Practical classes were more to my liking. I developed formidable skills in organic synthesis and could convert a black necrotic tar into glistening crystals merely by looking and talking to it – and in extremis seeding it with some dandruff! Volumetric analysis was more of a chore but I routinely incorporated a ‘fudge factor’ into my titrations. One demonstrator, puzzled at my uncanny ability to always get the analysis spot on, confronted me with the complaint “I know you’re cheating, but at least you can cheat straight”. I took that as a compliment. I also loved Pharmacognosy labs and could use my artistic skills to make my drawing of a shapeless lump of myrrh look like a real shapeless lump of myrrh. I adopted a little trick when drawing microscopic sections of plant tissues which involved taking the illustration in a book, turning it around 90 degrees and then copying it. The gentle Professor George Trease, whose ‘Textbook of Pharmacognosy’ I still treasure, never sussed me out.

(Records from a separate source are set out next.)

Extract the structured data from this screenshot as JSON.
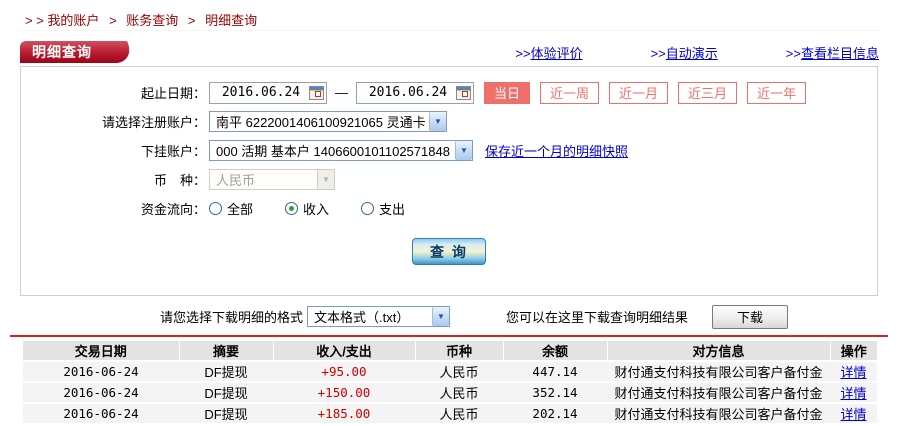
{
  "breadcrumb": {
    "prefix": "> >",
    "separator": ">",
    "items": [
      "我的账户",
      "账务查询",
      "明细查询"
    ]
  },
  "header": {
    "tab_title": "明细查询",
    "links": [
      {
        "prefix": ">>",
        "label": "体验评价"
      },
      {
        "prefix": ">>",
        "label": "自动演示"
      },
      {
        "prefix": ">>",
        "label": "查看栏目信息"
      }
    ]
  },
  "form": {
    "date_label": "起止日期：",
    "date_from": "2016.06.24",
    "date_to": "2016.06.24",
    "date_separator": "—",
    "period_buttons": [
      {
        "label": "当日",
        "active": true
      },
      {
        "label": "近一周",
        "active": false
      },
      {
        "label": "近一月",
        "active": false
      },
      {
        "label": "近三月",
        "active": false
      },
      {
        "label": "近一年",
        "active": false
      }
    ],
    "account_label": "请选择注册账户：",
    "account_value": "南平 6222001406100921065 灵通卡",
    "sub_account_label": "下挂账户：",
    "sub_account_value": "000 活期 基本户 1406600101102571848",
    "snapshot_link": "保存近一个月的明细快照",
    "currency_label": "币　种：",
    "currency_value": "人民币",
    "flow_label": "资金流向：",
    "flow_options": [
      {
        "label": "全部",
        "checked": false
      },
      {
        "label": "收入",
        "checked": true
      },
      {
        "label": "支出",
        "checked": false
      }
    ],
    "query_button_label": "查 询",
    "dropdown_arrow": "▼"
  },
  "download": {
    "format_label": "请您选择下载明细的格式",
    "format_value": "文本格式（.txt）",
    "hint": "您可以在这里下载查询明细结果",
    "button_label": "下载"
  },
  "table": {
    "headers": [
      "交易日期",
      "摘要",
      "收入/支出",
      "币种",
      "余额",
      "对方信息",
      "操作"
    ],
    "rows": [
      {
        "date": "2016-06-24",
        "summary": "DF提现",
        "amount": "+95.00",
        "currency": "人民币",
        "balance": "447.14",
        "counterparty": "财付通支付科技有限公司客户备付金",
        "action": "详情"
      },
      {
        "date": "2016-06-24",
        "summary": "DF提现",
        "amount": "+150.00",
        "currency": "人民币",
        "balance": "352.14",
        "counterparty": "财付通支付科技有限公司客户备付金",
        "action": "详情"
      },
      {
        "date": "2016-06-24",
        "summary": "DF提现",
        "amount": "+185.00",
        "currency": "人民币",
        "balance": "202.14",
        "counterparty": "财付通支付科技有限公司客户备付金",
        "action": "详情"
      }
    ]
  },
  "colors": {
    "breadcrumb_red": "#990000",
    "tab_red": "#b81c30",
    "link_blue": "#0000cc",
    "period_salmon": "#ef706b",
    "amount_red": "#cc0000",
    "divider_red": "#cc2626",
    "table_header_bg": "#e3e3e3",
    "table_row_bg": "#f4f4f4"
  }
}
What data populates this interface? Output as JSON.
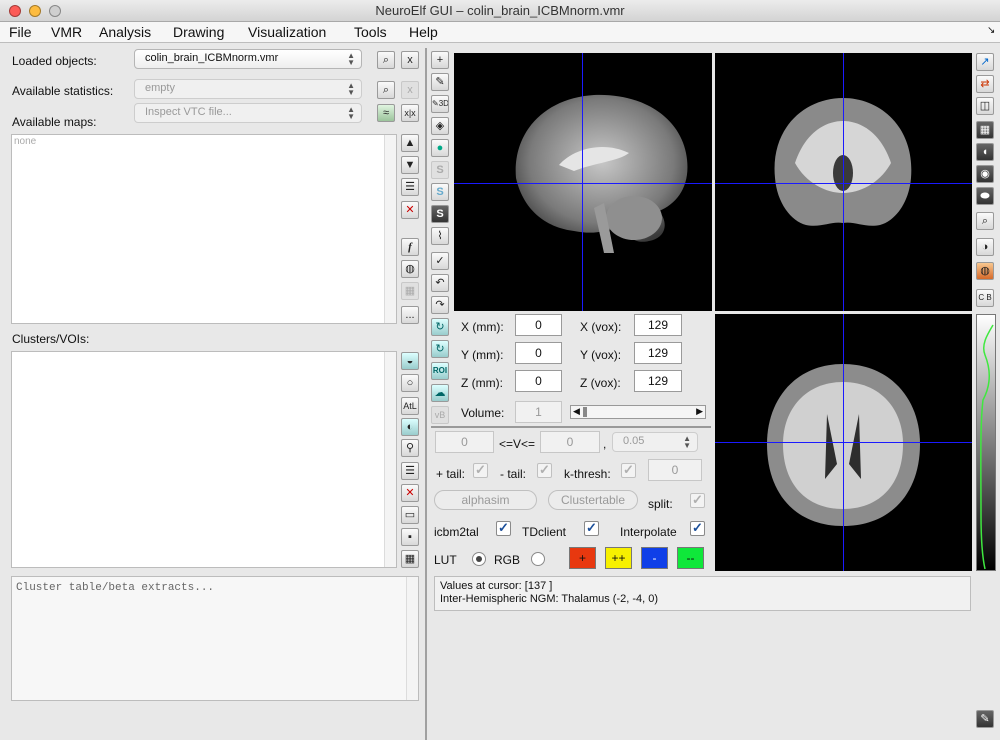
{
  "window": {
    "title": "NeuroElf GUI – colin_brain_ICBMnorm.vmr"
  },
  "menu": [
    "File",
    "VMR",
    "Analysis",
    "Drawing",
    "Visualization",
    "Tools",
    "Help"
  ],
  "left": {
    "loaded_objects_label": "Loaded objects:",
    "loaded_objects_value": "colin_brain_ICBMnorm.vmr",
    "available_statistics_label": "Available statistics:",
    "available_statistics_value": "empty",
    "available_maps_label": "Available maps:",
    "available_maps_value": "Inspect VTC file...",
    "maps_list_placeholder": "none",
    "clusters_label": "Clusters/VOIs:",
    "cluster_table_text": "Cluster table/beta extracts...",
    "close_label": "x",
    "close_all_label": "x|x"
  },
  "coords": {
    "x_mm_label": "X (mm):",
    "x_mm": "0",
    "y_mm_label": "Y (mm):",
    "y_mm": "0",
    "z_mm_label": "Z (mm):",
    "z_mm": "0",
    "x_vox_label": "X (vox):",
    "x_vox": "129",
    "y_vox_label": "Y (vox):",
    "y_vox": "129",
    "z_vox_label": "Z (vox):",
    "z_vox": "129",
    "volume_label": "Volume:",
    "volume": "1"
  },
  "thresholds": {
    "lower": "0",
    "range_label": "<=V<=",
    "upper": "0",
    "comma": ",",
    "p_value": "0.05",
    "pos_tail_label": "+ tail:",
    "neg_tail_label": "- tail:",
    "kthresh_label": "k-thresh:",
    "kthresh_value": "0",
    "alphasim_label": "alphasim",
    "clustertable_label": "Clustertable",
    "split_label": "split:"
  },
  "options": {
    "icbm2tal_label": "icbm2tal",
    "tdclient_label": "TDclient",
    "interpolate_label": "Interpolate",
    "lut_label": "LUT",
    "rgb_label": "RGB",
    "color_buttons": [
      {
        "label": "+",
        "color": "#e8380f"
      },
      {
        "label": "++",
        "color": "#f7f000"
      },
      {
        "label": "-",
        "color": "#0f3fe8"
      },
      {
        "label": "--",
        "color": "#0fe83a"
      }
    ]
  },
  "status": {
    "values_at_cursor": "Values at cursor:  [137  ]",
    "location": "Inter-Hemispheric NGM: Thalamus (-2, -4, 0)"
  },
  "tools": {
    "fn_label": "f",
    "more_label": "...",
    "atl_label": "AtL",
    "roi_label": "ROI",
    "s_label": "S",
    "vb_label": "vB",
    "cb_label": "C B",
    "threed_label": "3D"
  },
  "crosshair_color": "#1a1aff"
}
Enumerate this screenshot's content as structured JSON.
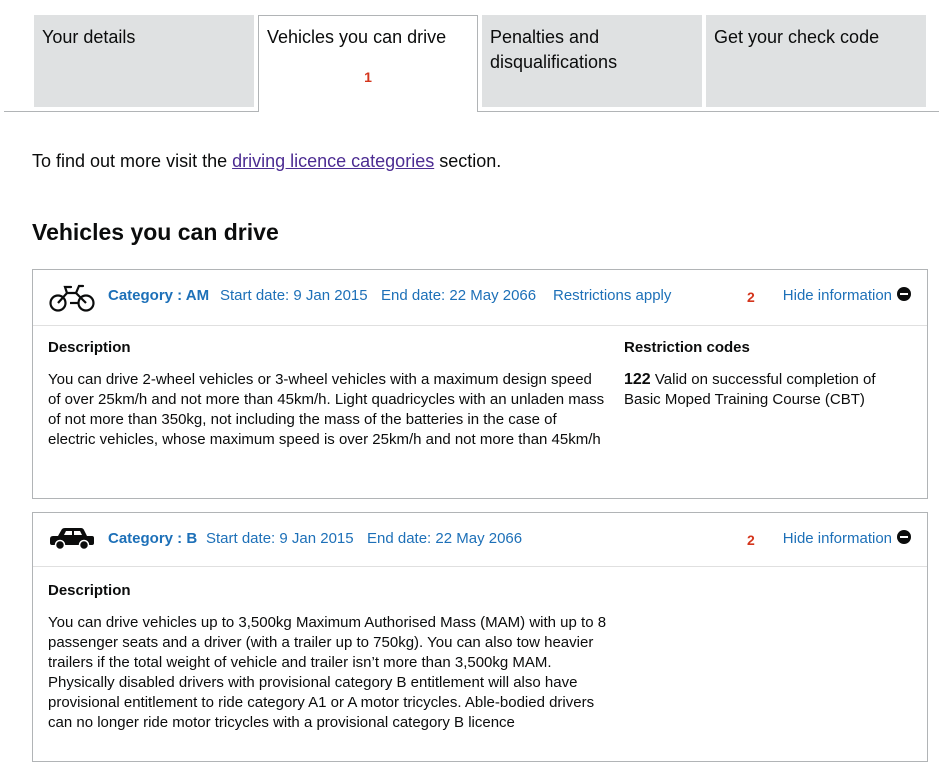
{
  "tabs": [
    {
      "label": "Your details",
      "badge": ""
    },
    {
      "label": "Vehicles you can drive",
      "badge": "1"
    },
    {
      "label": "Penalties and disqualifications",
      "badge": ""
    },
    {
      "label": "Get your check code",
      "badge": ""
    }
  ],
  "intro": {
    "prefix": "To find out more visit the ",
    "link": "driving licence categories",
    "suffix": " section."
  },
  "heading": "Vehicles you can drive",
  "categories": [
    {
      "icon": "moped-icon",
      "category": "Category : AM",
      "start": "Start date: 9 Jan 2015",
      "end": "End date: 22 May 2066",
      "restrictions": "Restrictions apply",
      "badge": "2",
      "hide": "Hide information",
      "description_title": "Description",
      "description": "You can drive 2-wheel vehicles or 3-wheel vehicles with a maximum design speed of over 25km/h and not more than 45km/h. Light quadricycles with an unladen mass of not more than 350kg, not including the mass of the batteries in the case of electric vehicles, whose maximum speed is over 25km/h and not more than 45km/h",
      "restriction_title": "Restriction codes",
      "restriction_code": "122",
      "restriction_text": "Valid on successful completion of Basic Moped Training Course (CBT)"
    },
    {
      "icon": "car-icon",
      "category": "Category : B",
      "start": "Start date: 9 Jan 2015",
      "end": "End date: 22 May 2066",
      "badge": "2",
      "hide": "Hide information",
      "description_title": "Description",
      "description": "You can drive vehicles up to 3,500kg Maximum Authorised Mass (MAM) with up to 8 passenger seats and a driver (with a trailer up to 750kg). You can also tow heavier trailers if the total weight of vehicle and trailer isn’t more than 3,500kg MAM. Physically disabled drivers with provisional category B entitlement will also have provisional entitlement to ride category A1 or A motor tricycles. Able-bodied drivers can no longer ride motor tricycles with a provisional category B licence"
    }
  ]
}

Pharmacology practicals used real animals as sources of tissue. I recall the frog gastrocnemius leg muscle preparation. Slippery frogs had to be stunned first by holding them by the legs and bashing their heads on the edge of the bench – strangely the girls seemed less squeamish than the boys at this brutal act – then they were ‘pithed’ (the frogs that is) by sticking a needle down their spinal column; and finally the muscle was mounted in a bath of Ringer’s Solution and connected to a pointer recording on a rotating drum which was smoked in the soot generated by burning benzene. One downside of this primitive technology was that one’s lab coat inevitably got sooted up and, as I could afford only one, I wore it inside out when the appearance of hygiene was required. But the interplay of pharmacological agonists and antagonists recorded as twitches or no twitches on the drum was not easily forgotten from such experiments. I guess nowadays experimental pharmacology is mainly taught by simulations on video. Pity.
I didn’t seem to possess the fine manipulative skills to prosper in microbiology classes – well you can’t see the little critters can you – and I competed strongly for the position of being the worst dispenser in class. It was often a battle of wills between me and the lecturer, Miss Watson, who was an intimidating disciplinarianin class but charming and helpful outside. One subterfuge I exploited was to prepare injections which consisted solely of Water for Injections BP: to add the medicament risked introducing ‘bits’ which provoked a damning comment in my practical book. To overcome my ineptitude in preparing pills, powders, tablets, mixtures, creams, emulsions and the full gamut of the pharmacopoeia, I often took a sneak peek at what my skilful buddy Johnny was doing and copied him. He was an ace extemporaneous dispenser and wrote beautifully neat labels. I still have my ‘British Pharmacopoeia 1953’ with its notes and cribs to remind me of those struggles.
After successfully negotiating 1st year exams – but only just – it was clear that I was never going to make the grade as a community or hospital pharmacist; there were times even when I wondered if I was on the right degree programme. But these ups and downs did steer me towards concentrating on parts of the syllabus where I hoped I might make a future impact.